MULL'21: Multimedia Understanding with Less Labeling on Multimedia Understanding with Less Labeling




MULL'21: Multimedia Understanding with Less Labeling on Multimedia Understanding with Less Labeling

MULL'21: Multimedia Understanding with Less Labeling on Multimedia Understanding with Less
Labeling


Full Citation in the ACM Digital Library

SESSION: Oral Presentations

Occlusion Contrasts for Self-Supervised Facial Age Estimation

  • Weiwei Cai
  • Hao Liu

In this paper, we propose an Occlusion Contrast(OCCO) approach for self-supervised
facial partial occluded age estimation. Unlike the conventional facial age estimation
approaches which utilize fully-visible faces as input data that does not generalize
well for occlusion images, our approach aims to ignore the occlusion and only focus
on the non-occluded facial areas so that we can improve the occluded facial age estimation
accuracy. To achieve this, we utilize self-supervised contrastive learning to learn
non-occluded feature representation, since contrastive learning makes the distances
between the anchor and positive samples as close as possible in embedded space, while
simultaneously pushing apart the negative samples. Furthermore, our OCCO incorporates
with ordinal relationship of different ages, which is modeled by the deep label distribution
learning. Considering that face aging datasets usually undergo a label imbalance problem,
we employ the cost-sensitive strategy to constrain the learning of classifier.
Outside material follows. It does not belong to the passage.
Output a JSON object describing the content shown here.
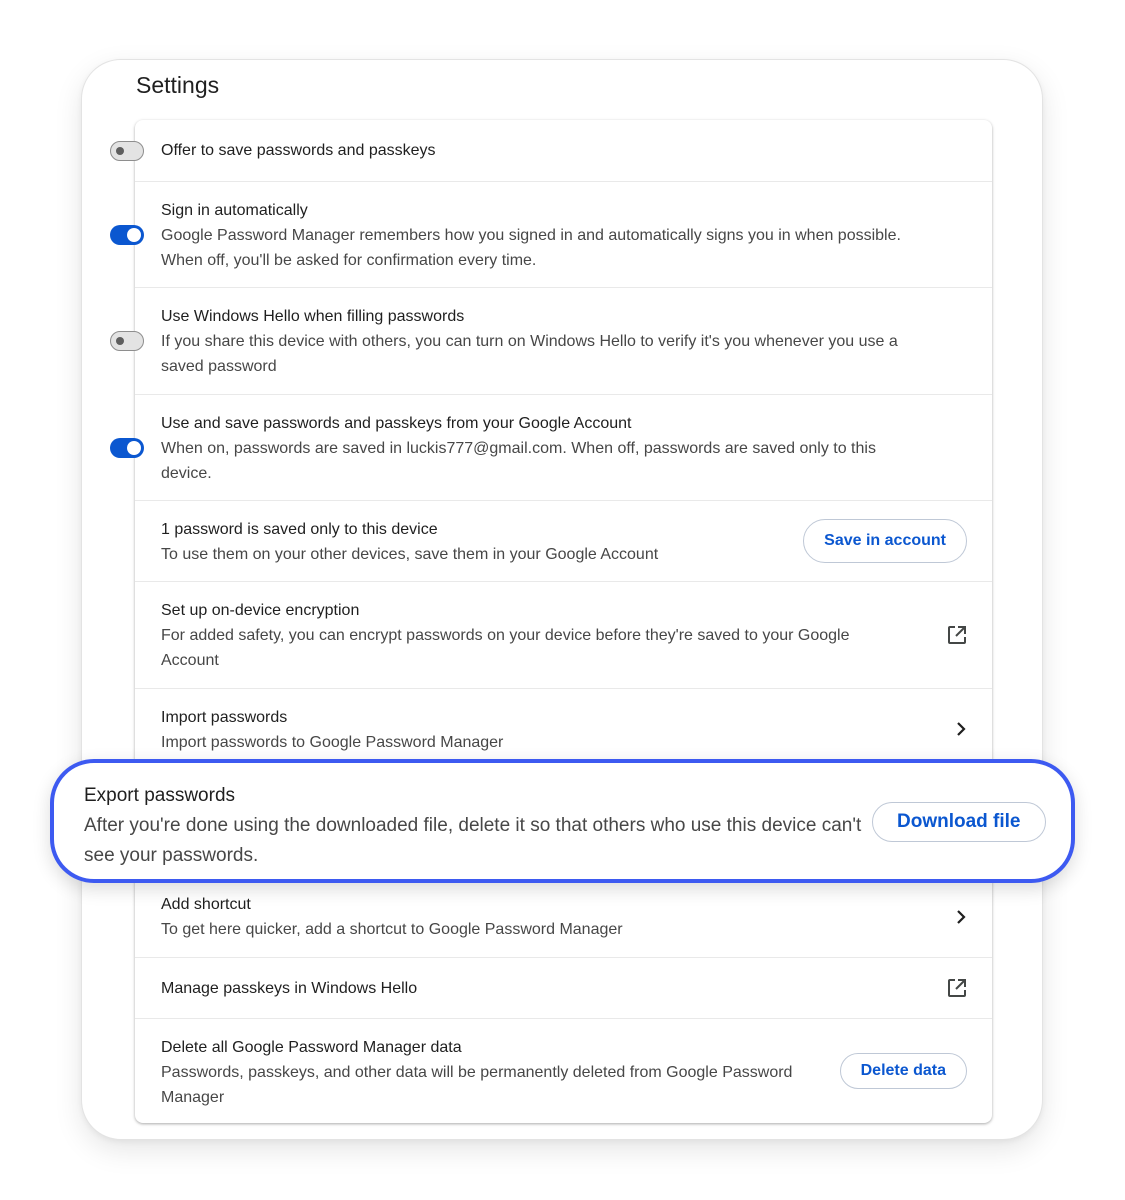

Extensive
experimental results on two face aging datasets show that our OCCO not only achieve
satisfactory performance over the masked faces but also comparable to the state-of-the-art
age estimation methods for raw facial images.

Incomplete Label Distribution Learning by Exploiting Global Sample Correlation

  • Qifa Teng
  • Xiuyi Jia

In recent years, label distribution learning (LDL) has become a new learning paradigm
in the field of machine learning. LDL is mainly designed to solve the problem of ambiguity
among labels. Although LDL has been successful in many applications, most of these
efforts are centered around complete supervised information. However, in reality,
the supervised information is often incomplete due to the huge cost of label annotation.
To address this problem, this paper proposes a novel incomplete LDL approach by utilizing
the global sample correlation (IncomLDL-GSC). The label correlation is also considered
to improve the performance of the model. Extensive experiments are conducted on 13
data sets to demonstrate the effectiveness of our proposed method.

Improving Multimodal Data Labeling with Deep Active Learning for Post Classification
in Social Networks

  • Dmitry Krylov
  • Semen Poliakov
  • Natalia Khanzhina
  • Alexey Zabashta
  • Andrey Filchenkov
  • Aleksandr Farseev

Automatic user post classification is an important task in the field of social network
analysis. Being effectively solved, post classification could be used for thematic
user feed composition or inappropriate content identification. Commonly addressed
by applying various Machine Learning approaches, the task often involves manual processes
related to ground truth sourcing, which is known to be a hardly-scalable and increasingly
expensive procedure. At the same time, Active Learning for automatic user post classification
is a promising way to bridge such a gap, as it does not require massive ground truth
availability aligning our research with the real world settings. In this work, we
put our focus on leveraging textual and visual data modalities for the application
of user post classification and investigate how batch size and batch normalization
disabling techniques could affect active deep neural network learning process. We
solve the problem of automatic user post classification by employing our novel multimodal
neural network architecture with multi-head tunable loss function components. We show
that the proposed approach, coupled with Active Learning, allows for the achievement
of a significant classification performance boost in terms of crowd assessing resources
as compared to the passive learning approaches.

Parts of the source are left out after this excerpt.